Se fosse per lui, la soluzione ideale sarebbe tirar giù Roma e rifarla da un’altra parte.
Bella, moderna e efficiente.
Modello new Town a L’Aquila.
E chi se ne frega di secoli di storia, millenarie passioni, cultura, Vaticano, romanità fatta di luci e ombre.
Perché Stefano Esposito da Moncalieri, provincia di Torino, senatore dem part time e (almeno a parole) assessore a tempo pieno ai Trasporti del Comune di Roma, è così: non conosce le mezze misure.
UN CUORE BIANCONERO. Del resto uno che amministra la Capitale avendo un cuore bianconero (essendo tifoso della Juventus e anti-romanista per costituzione) non può che avere una visione ultra terrena della città eterna, dove le contraddizioni sono la sua stessa essenza.
Roma o la si ama o la si odia, tertium non datur, dicevano i latini: non è ammessa una terza possibilità.
«OK AI SOLDI PER LA METRO». Vallo a spiegare a Esposito che giusto domenica 4 ottobre, ospite dell’arruffapopolo Massimo Giletti, conduttore de L’Arena su RaiUno, ha infilato un'altra uscita imbarazzante per Campidoglio e governo: «C’è una necessità, e cioè i lavori per rimettere a posto la metropolitana di Roma», ha detto l’assessore-senatore, «ho parlato con il presidente del Consiglio, gli ho fatto il quadro della situazione, mi ha detto che capisce, si rende conto e che il governo ha intenzione di mettere le risorse. Io ho detto a lui: “nomina un commissario sotto la tua responsabilità”. Entro martedì-mercoledì mi ha promesso una risposta».
«30 MILIONI DA SPENDERE». Che è un po’ come quelle classiche risposte che danno agli aspiranti attori e scrittori: «Grazie le faremo sapere».
E uno aspetta, inutilmente. E non saprà mai nulla.
Il perché è presto detto: «Io ho trovato una situazione molto delicata», spiega ancora l’assessore Esposito, «ho posto un problema di 30 milioni da spendere prima del Giubileo».
E dove li trova, ora, 30 milioni il governo? Per giunta a poche settimane dall’inizio del Giubileo?
SPOT POCO EDIFICANTE. Detta come l’ha detta l’assessore significa che la metropolitana di Roma sarebbe da chiudere per inagibilità.
Non solo. Se servono così tanti lavori vuol dire che la sicurezza è davvero un optional e non una garanzia.
Un bello spot per la città eterna in vista dell’evento tanto caro a papa Francesco.

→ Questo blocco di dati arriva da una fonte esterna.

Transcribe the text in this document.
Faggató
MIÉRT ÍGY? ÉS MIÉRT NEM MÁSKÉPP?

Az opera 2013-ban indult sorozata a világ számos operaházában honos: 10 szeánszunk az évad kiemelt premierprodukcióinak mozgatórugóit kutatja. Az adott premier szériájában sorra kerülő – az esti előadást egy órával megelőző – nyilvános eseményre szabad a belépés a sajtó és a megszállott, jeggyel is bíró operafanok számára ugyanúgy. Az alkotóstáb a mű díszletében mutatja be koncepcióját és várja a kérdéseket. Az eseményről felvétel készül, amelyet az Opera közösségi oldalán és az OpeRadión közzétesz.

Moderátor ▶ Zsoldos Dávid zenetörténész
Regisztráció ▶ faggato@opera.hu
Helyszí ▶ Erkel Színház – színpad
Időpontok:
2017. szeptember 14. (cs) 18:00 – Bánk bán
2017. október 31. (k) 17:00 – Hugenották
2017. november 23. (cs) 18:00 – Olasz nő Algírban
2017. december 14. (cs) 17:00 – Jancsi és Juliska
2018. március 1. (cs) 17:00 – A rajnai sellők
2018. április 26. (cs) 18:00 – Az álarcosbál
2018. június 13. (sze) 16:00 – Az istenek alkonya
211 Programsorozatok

Un uomo «pragmatico» che rischia però di far crollare tutto

Stefano Esposito, senatore del Pd a favore della Tav.

L’uomo che doveva risolvere i problemi del trasporto romano, l’assessore che doveva ridare vigore all’azione del governo capitolino, il senatore che doveva rimettere in moto il Pd della Capitale, sta davvero rischiando di far crollare tutto.
D’altro canto il senatore dem non è «un intellettuale», come egli stesso riconosce, ma «un uomo pragmatico», dal carattere deciso e irruento.
DA VELTRONI A ORFINI. Nei Ds e poi nel Pd ha attraversato tutte le fasi: sosteneva la Sinistra per Veltroni, poi è diventato un bersaniano convinto.
Dopo l’ascesa di Renzi, è stato un 'Giovane turco' vicino a Matteo Orfini.
Si è occupato di lavoro (ha seguito la tragedia degli operai morti alla Thyssen), di temi ambientali e di trasporti.
LA TAV COME FISSAZIONE. L’Alta velocità (Tav) e la costruzione della linea ferroviaria Torino-Lione sono diventate il suo cavallo di battaglia.
Il primo incarico politico lo ottenne alla Provincia di Torino nel 2004 come consigliere e capogruppo dei Ds.
Esposito è stato eletto alla Camera dei deputati nel 2008.
DAL 2013 AMICO DI MARINO. Dal 2013 è passato al Senato, dove ha conosciuto Ignazio Marino: fra i due è nata una forte amicizia.
In Campidoglio lo ha portato Orfini, convinto che fosse l’uomo giusto al posto giusto.
Si sa, non tutte le ciambelle riescono con il buco.
USCITE DISCUTIBILI. Non a caso il romanzo d’appendice che invece appassiona tanto i romani, ma non solo, riguarda le uscite discutibili dell’assessore-senatore (in pratica rappresenta l’anticipazione del Senato che verrà) che non perde occasione per farsi notare.
Anzi, per superare il muro del suono della decenza.
Perché se a meno di due mesi dal Giubileo ti scappa una bestemmia in Aula Giulio Cesare, in pieno Consiglio comunale, vuol dire che in Campidoglio hanno un problema serio.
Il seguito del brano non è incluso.